あなたはオレが傷付くたびに、オレの傍に来てくれたということで―――


あなたは不思議な人でした。

普段はとても素っ気無いくせに、なのにオレが辛いときは本当に優しくて。

普段はとても冷たいくせに、だけどオレが淋しいときは傍にいてくれて。

そんなあなたに好意を抱いたのは、いつ頃だったでしょうか。

尊敬の念が好意に変わったのは、いつ頃だったでしょうか。


いつしか、オレはあなたが好きになりました。


オレはあなたが傍にいて下されば幸せでした。

振り向いて下さらなくとも、結構だったんです。

だけどあなたという人は、オレが悲しいときに限り優しくして下さるから…


勘違い、してしまいそうになるじゃないですか。

有り得ないifを考えてしまうじゃないですか。

…期待、しちゃうじゃないですか。


ねぇ、聞いてくれますか?


オレ、結構自分のこと大嫌いだったんです。

周りにない色を持っている自分が嫌い。上手く立ち回れない自分が嫌い。こんな自分いなくなってしまえばいいと。

だけど、不思議ですよね。

大嫌いな自分が写る鏡ですら嫌いだったんですけど。

それなのに…あなたの眼に映るオレだけは好きでいられました。


優しいあなた。愛しいあなた。

冷たいあなた。恋しいあなた。


オレはあなたにどう思われていたのか、結局理解することは叶いませんでした。



あなたはあるひ、とおくへいってしまったから。



…オレも追いかけたら、怒られるでしょうか?

あなたを追いかけたら、怒られるでしょうか。


…大丈夫ですよね。


今のオレは、とても辛いですから。

オレが辛いとき、あなたはとてもお優しいですから。


ある日は、一晩中傍にいてくれましたね。

だけど今は、誰も傍にいません。


仲間が死んだ日は、震えが止まるまで抱きしめていてくれました。

だけど今は、あなたがいません。


気付けばオレは、傷付くたびにあなたにもたれかかっていたような気がします。

だけれどそれは、

あなたはオレが傷付くたびに、オレの傍にいてくれたということで。


…オレはあなたに依存しては、駄目でしょうか。

弱いオレは、あなたに縋ってはいけないでしょうか。

あなたが恋しいオレが、あなたを追って死に行くことは許されないことでしょうか。

それに応える声はなく。

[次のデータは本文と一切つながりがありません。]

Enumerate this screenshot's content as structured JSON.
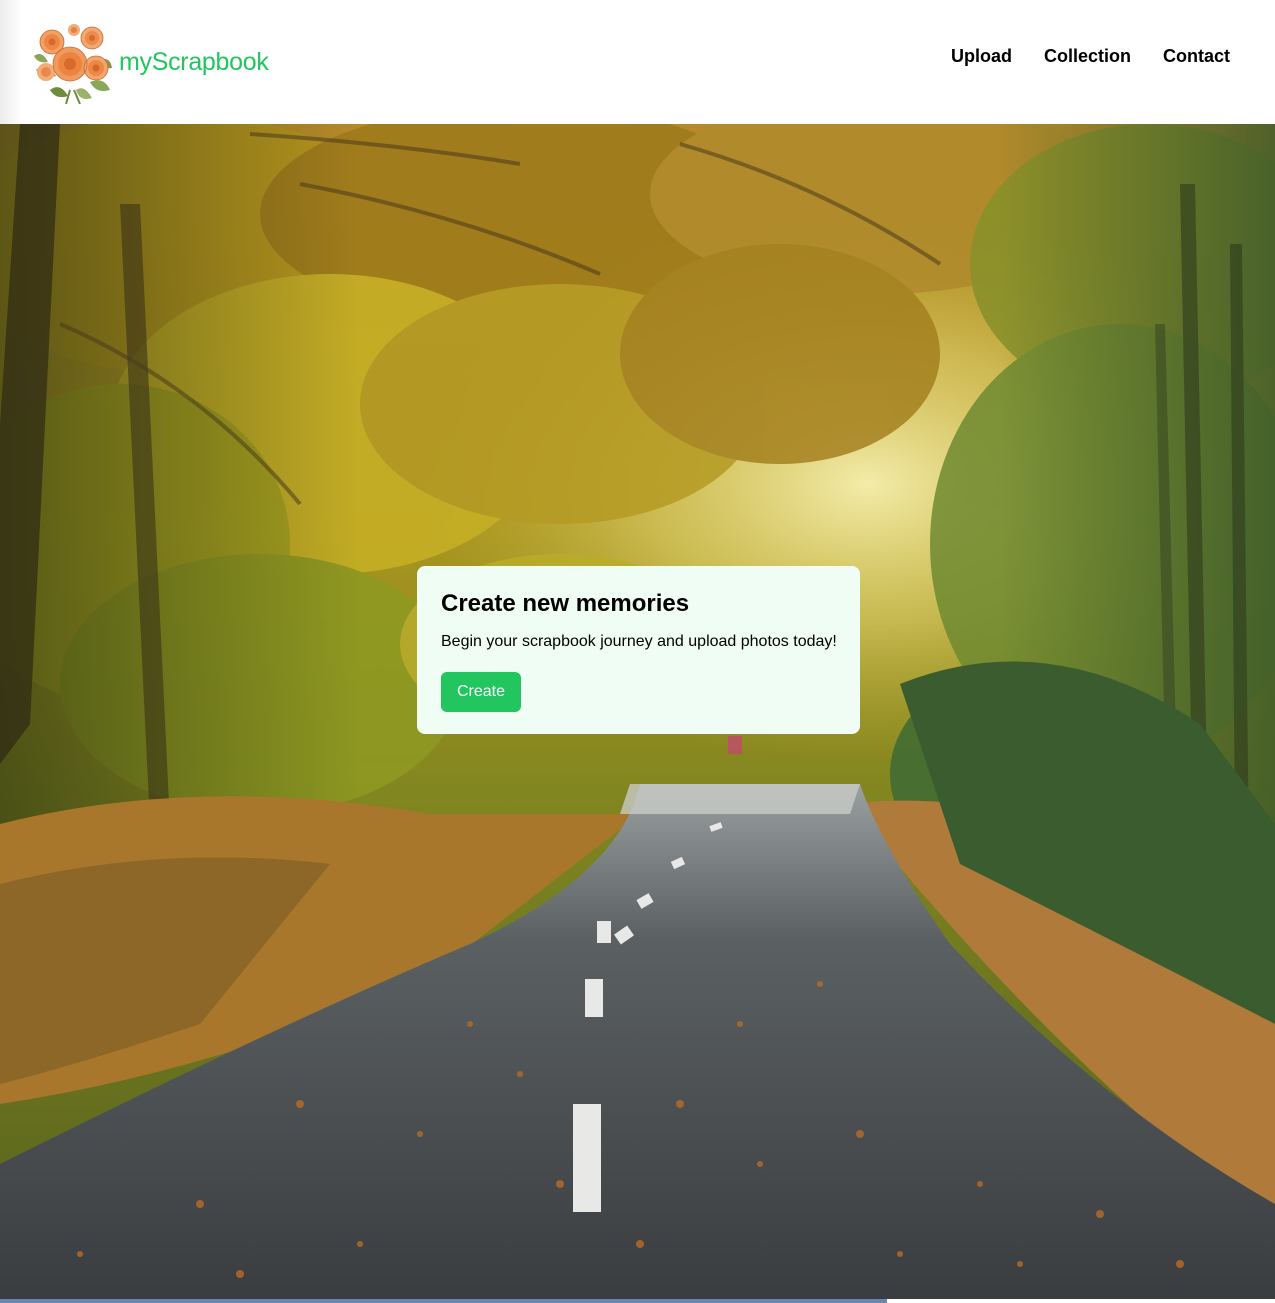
{
  "brand": {
    "name": "myScrapbook",
    "logo_icon": "flower-bouquet-icon",
    "color": "#22c55e"
  },
  "nav": {
    "items": [
      {
        "label": "Upload"
      },
      {
        "label": "Collection"
      },
      {
        "label": "Contact"
      }
    ]
  },
  "hero": {
    "image": "autumn-forest-road"
  },
  "card": {
    "title": "Create new memories",
    "text": "Begin your scrapbook journey and upload photos today!",
    "button_label": "Create",
    "background": "#f0fdf4",
    "button_color": "#22c55e"
  }
}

オレの中であなたの気持ちを確かめたいという気持ちがどんどんと高まっていく。

…いいえ。違いますね。

そんなもの、ただの言い訳に過ぎません。

正直に言いましょう。


オレは、あなたのいないこの世界でなんか生きたくない。


やがて暫くして、辺りに一つの銃声が響いて周りは静かになりました。

その行為についてあの人がどう思ったのかなんて、弱いオレに分かるはずもない。


++++++++++

今、あなたのもとへいきますね。